Monday, January 14, 2008

The English Patience

The Journal de Montreal has produced an "article," by Noée Murchison about the availability of french service in businesses in Montreal's downtown core. I can only wince at the trouble this will stir up in the next few weeks, but that aside, I'd like to see if I can make a bit of sense of the issue.

Québecois culture is a big thing for the vast majority of the people in this province, and rightly so; I've said on a number of occasions that it is a culture which deserves preservation, if it does not quite require protection. Language is a part of this; French is beautiful and expressive and is at the core of much of Québec's cultural identity.

So this isn't an argument against French or Québecois culture.

Instead it's a plea for a bit of sanity (I seem to do that a lot, I think). This is a problem for the economy to take care of on its own, not for government intervention; let's face it, the OLF (OQLF, according to the Journal) is a fascist, anti-individualist organization which imposes culturally-, politically- and ideologically-driven rules on private organizations which should not have to deal with the bureaucratic nitpicking of that hateful and ironically named organization. If the OLF does decide to hang back (it won't), then most businesses will likely exercise their prerogative and staff themselves with employees appropriate to their clientele, which is as it should be.

If a business sees a lot of francophone custom - and those in the downtown core do - then that employer has a vested interest in ensuring that there are always enough french-speaking employees on the floor to deal with the demand; that being said, stores like Chapters in downtown montreal, which is a predominantly anglophone bookstore, can reasonably maintain an almost unilingual staff without a significant loss of business, and there's absolutely nothing wrong with that.

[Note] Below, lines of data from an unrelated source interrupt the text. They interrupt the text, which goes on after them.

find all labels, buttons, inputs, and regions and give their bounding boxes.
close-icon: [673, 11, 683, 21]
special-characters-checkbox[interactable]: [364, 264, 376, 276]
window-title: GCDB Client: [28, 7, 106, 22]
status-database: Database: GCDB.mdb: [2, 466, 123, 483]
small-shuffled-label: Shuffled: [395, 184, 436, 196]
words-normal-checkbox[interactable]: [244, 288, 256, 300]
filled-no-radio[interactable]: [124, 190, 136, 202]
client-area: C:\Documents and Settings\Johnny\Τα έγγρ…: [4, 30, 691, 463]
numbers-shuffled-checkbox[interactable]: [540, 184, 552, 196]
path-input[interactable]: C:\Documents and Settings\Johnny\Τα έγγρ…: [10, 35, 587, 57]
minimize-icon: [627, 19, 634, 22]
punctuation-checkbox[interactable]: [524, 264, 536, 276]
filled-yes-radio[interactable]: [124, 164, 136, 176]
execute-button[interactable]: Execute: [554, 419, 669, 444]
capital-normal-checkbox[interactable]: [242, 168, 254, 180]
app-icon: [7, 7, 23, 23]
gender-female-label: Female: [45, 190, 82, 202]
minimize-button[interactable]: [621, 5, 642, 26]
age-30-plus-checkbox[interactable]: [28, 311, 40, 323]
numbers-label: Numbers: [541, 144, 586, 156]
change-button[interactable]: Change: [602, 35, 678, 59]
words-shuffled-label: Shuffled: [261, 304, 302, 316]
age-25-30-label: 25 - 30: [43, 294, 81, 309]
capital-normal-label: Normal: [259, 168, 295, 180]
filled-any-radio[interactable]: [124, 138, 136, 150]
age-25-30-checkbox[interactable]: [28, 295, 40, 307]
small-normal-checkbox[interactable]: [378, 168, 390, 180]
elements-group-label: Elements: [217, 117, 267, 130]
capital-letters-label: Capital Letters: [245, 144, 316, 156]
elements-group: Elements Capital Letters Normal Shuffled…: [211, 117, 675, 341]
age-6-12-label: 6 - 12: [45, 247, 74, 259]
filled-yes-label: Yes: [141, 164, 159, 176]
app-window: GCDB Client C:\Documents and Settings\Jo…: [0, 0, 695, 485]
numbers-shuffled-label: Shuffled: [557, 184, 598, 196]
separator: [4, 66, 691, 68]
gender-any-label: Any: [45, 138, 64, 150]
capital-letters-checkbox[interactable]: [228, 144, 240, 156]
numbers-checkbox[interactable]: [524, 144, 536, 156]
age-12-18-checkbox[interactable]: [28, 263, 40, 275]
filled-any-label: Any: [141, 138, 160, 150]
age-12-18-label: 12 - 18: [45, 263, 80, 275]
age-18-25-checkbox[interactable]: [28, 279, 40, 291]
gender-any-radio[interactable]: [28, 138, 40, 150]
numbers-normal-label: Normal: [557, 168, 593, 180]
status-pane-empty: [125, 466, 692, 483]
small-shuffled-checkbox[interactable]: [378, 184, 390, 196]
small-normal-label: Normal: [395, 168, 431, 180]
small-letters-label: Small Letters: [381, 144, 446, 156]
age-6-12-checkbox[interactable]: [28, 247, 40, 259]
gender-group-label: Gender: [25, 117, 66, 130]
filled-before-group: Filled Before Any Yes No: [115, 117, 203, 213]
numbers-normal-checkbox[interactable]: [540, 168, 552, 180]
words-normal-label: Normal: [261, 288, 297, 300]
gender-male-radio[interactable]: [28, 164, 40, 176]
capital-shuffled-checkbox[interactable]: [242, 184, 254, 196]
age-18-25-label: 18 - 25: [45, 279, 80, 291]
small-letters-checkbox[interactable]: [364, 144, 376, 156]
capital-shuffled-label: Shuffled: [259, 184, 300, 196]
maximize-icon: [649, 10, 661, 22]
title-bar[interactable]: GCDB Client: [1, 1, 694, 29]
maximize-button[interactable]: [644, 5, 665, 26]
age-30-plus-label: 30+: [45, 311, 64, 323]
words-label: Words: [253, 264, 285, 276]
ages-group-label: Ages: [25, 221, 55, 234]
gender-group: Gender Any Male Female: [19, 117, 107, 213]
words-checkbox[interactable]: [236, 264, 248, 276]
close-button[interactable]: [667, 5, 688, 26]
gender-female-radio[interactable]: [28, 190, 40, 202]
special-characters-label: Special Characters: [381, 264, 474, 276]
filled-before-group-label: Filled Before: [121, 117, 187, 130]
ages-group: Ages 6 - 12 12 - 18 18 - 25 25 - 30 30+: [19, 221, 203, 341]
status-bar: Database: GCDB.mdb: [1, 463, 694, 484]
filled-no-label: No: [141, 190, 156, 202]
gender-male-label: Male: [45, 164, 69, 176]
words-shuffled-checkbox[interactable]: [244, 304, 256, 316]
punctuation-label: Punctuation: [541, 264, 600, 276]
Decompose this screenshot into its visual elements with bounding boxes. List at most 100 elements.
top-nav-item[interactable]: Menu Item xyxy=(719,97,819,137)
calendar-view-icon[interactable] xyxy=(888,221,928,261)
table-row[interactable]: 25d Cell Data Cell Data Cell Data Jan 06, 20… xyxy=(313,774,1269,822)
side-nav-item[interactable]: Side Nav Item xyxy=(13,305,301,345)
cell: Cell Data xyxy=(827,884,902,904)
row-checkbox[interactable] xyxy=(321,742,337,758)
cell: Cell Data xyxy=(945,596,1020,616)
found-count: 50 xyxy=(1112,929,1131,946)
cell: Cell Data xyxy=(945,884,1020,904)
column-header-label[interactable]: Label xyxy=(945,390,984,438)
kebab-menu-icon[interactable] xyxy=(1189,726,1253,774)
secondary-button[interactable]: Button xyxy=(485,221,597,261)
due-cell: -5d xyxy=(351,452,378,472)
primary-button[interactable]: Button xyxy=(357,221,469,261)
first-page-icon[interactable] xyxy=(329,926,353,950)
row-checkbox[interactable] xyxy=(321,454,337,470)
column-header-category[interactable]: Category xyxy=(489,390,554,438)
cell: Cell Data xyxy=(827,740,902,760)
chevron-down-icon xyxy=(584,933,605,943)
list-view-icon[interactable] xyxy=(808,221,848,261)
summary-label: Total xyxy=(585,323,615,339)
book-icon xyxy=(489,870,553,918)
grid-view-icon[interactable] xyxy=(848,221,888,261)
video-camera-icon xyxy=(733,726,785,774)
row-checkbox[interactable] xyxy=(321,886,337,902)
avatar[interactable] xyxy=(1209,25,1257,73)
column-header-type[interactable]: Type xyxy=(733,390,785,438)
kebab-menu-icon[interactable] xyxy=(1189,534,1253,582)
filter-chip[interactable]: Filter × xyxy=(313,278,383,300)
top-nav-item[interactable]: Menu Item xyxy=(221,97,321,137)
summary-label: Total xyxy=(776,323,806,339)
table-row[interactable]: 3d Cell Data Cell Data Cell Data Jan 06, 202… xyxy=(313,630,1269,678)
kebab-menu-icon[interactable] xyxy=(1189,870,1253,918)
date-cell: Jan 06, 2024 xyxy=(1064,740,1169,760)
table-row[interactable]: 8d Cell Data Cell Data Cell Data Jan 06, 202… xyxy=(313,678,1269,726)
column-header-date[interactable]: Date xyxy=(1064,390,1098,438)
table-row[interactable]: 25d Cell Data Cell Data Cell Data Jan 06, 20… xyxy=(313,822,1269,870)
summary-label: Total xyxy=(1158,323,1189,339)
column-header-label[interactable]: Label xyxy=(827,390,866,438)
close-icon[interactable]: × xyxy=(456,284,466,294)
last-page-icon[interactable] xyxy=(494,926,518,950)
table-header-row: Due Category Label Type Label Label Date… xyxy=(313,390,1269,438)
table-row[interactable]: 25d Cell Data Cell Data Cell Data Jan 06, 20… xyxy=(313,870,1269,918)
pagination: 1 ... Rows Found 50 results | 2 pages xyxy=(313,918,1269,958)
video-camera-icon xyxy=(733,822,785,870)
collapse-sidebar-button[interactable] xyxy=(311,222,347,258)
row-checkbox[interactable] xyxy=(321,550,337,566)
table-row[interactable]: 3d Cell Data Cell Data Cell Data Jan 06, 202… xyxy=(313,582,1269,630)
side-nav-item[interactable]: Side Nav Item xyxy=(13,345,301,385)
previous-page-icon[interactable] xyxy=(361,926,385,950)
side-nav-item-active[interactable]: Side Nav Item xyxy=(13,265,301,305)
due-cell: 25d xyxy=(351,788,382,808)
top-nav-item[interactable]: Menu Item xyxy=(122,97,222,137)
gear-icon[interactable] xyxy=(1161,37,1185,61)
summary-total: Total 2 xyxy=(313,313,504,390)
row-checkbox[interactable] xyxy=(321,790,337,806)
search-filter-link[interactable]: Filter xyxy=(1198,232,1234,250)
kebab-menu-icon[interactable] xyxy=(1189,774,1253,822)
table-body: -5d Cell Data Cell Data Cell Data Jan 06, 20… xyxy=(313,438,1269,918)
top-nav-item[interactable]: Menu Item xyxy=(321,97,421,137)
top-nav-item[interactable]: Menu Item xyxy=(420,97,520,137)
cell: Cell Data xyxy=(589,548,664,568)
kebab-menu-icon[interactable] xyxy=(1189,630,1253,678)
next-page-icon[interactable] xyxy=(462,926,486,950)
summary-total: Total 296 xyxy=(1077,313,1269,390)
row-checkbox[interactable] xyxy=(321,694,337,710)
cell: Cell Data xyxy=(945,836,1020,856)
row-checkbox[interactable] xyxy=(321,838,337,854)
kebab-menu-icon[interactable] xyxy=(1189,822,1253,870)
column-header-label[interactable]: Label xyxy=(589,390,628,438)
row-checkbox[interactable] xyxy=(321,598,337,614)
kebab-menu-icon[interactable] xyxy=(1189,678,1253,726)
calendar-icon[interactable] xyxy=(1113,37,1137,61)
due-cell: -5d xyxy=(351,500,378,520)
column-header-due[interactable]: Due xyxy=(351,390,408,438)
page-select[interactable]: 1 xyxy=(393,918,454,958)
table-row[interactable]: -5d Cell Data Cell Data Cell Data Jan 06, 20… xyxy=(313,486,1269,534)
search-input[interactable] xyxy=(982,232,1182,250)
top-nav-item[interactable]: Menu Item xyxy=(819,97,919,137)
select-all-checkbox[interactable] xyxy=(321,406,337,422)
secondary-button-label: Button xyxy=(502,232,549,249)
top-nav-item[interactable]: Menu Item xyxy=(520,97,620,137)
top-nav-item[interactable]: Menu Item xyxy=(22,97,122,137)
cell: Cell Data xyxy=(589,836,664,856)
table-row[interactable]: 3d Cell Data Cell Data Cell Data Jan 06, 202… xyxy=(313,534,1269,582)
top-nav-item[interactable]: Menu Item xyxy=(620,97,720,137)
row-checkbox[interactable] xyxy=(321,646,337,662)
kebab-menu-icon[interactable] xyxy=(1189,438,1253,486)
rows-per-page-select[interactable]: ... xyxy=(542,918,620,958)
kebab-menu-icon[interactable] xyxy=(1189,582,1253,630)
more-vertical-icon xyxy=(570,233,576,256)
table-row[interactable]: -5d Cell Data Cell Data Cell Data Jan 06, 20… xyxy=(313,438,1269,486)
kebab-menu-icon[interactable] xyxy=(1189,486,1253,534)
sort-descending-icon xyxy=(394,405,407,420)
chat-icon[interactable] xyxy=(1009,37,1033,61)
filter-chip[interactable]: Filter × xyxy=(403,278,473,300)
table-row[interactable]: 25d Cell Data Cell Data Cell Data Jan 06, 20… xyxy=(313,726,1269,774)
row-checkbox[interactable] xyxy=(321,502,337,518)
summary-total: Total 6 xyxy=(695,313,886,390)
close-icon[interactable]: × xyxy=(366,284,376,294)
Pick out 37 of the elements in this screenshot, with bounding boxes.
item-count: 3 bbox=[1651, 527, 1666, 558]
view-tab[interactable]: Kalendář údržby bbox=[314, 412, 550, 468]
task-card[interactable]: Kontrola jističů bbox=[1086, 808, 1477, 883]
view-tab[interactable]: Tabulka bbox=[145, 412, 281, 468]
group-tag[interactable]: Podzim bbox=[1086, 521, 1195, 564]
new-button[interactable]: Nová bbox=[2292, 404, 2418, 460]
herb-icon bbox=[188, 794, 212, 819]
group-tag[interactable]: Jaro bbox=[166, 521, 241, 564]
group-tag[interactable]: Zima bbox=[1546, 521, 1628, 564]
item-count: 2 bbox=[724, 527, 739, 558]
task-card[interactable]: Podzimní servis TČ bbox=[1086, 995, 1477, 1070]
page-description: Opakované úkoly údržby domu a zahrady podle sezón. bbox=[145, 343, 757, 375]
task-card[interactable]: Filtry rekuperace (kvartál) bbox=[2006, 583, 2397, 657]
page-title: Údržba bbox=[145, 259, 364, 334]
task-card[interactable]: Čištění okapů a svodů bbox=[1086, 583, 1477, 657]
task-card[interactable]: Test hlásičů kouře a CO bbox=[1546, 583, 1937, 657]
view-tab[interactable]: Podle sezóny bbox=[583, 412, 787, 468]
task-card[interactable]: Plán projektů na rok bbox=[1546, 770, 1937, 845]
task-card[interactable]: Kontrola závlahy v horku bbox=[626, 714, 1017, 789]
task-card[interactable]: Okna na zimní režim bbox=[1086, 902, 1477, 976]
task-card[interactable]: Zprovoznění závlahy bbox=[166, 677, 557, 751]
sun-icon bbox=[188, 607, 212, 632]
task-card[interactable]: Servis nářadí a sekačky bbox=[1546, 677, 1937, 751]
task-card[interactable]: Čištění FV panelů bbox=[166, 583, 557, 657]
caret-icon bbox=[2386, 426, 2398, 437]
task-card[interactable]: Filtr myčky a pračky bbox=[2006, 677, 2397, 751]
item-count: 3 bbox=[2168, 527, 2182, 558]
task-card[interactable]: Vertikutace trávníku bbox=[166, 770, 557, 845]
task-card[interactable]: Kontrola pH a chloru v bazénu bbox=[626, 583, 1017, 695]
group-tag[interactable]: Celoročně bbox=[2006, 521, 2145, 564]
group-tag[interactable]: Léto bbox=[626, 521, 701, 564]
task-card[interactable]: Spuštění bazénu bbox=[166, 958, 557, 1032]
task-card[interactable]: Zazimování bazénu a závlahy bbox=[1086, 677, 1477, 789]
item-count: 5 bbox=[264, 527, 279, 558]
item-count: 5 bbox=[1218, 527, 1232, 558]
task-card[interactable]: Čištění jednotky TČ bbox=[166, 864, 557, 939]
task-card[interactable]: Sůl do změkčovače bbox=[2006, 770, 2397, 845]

For those of you who think there is something wrong with that, that's okay too; you don't need the government to exercise control over businesses, all you need is your hard-earned dollar and the discretion about when & where to use it. Voicing the reasons for your choices is the key and, trust me, just like businesses have listened to the Green Movement, they'll listen to you: it's Capitalism 101.

Which is why I applaud the Journal's decision not to reveal the identities of the businesses which they singled out as "too anglophone," it's one of the few good decision that filthy rag has made in a long time (it's really just a tabloid legitimized by wider circulation).

My prediction for all of this? The OLF is going to go apeshit in the next few weeks.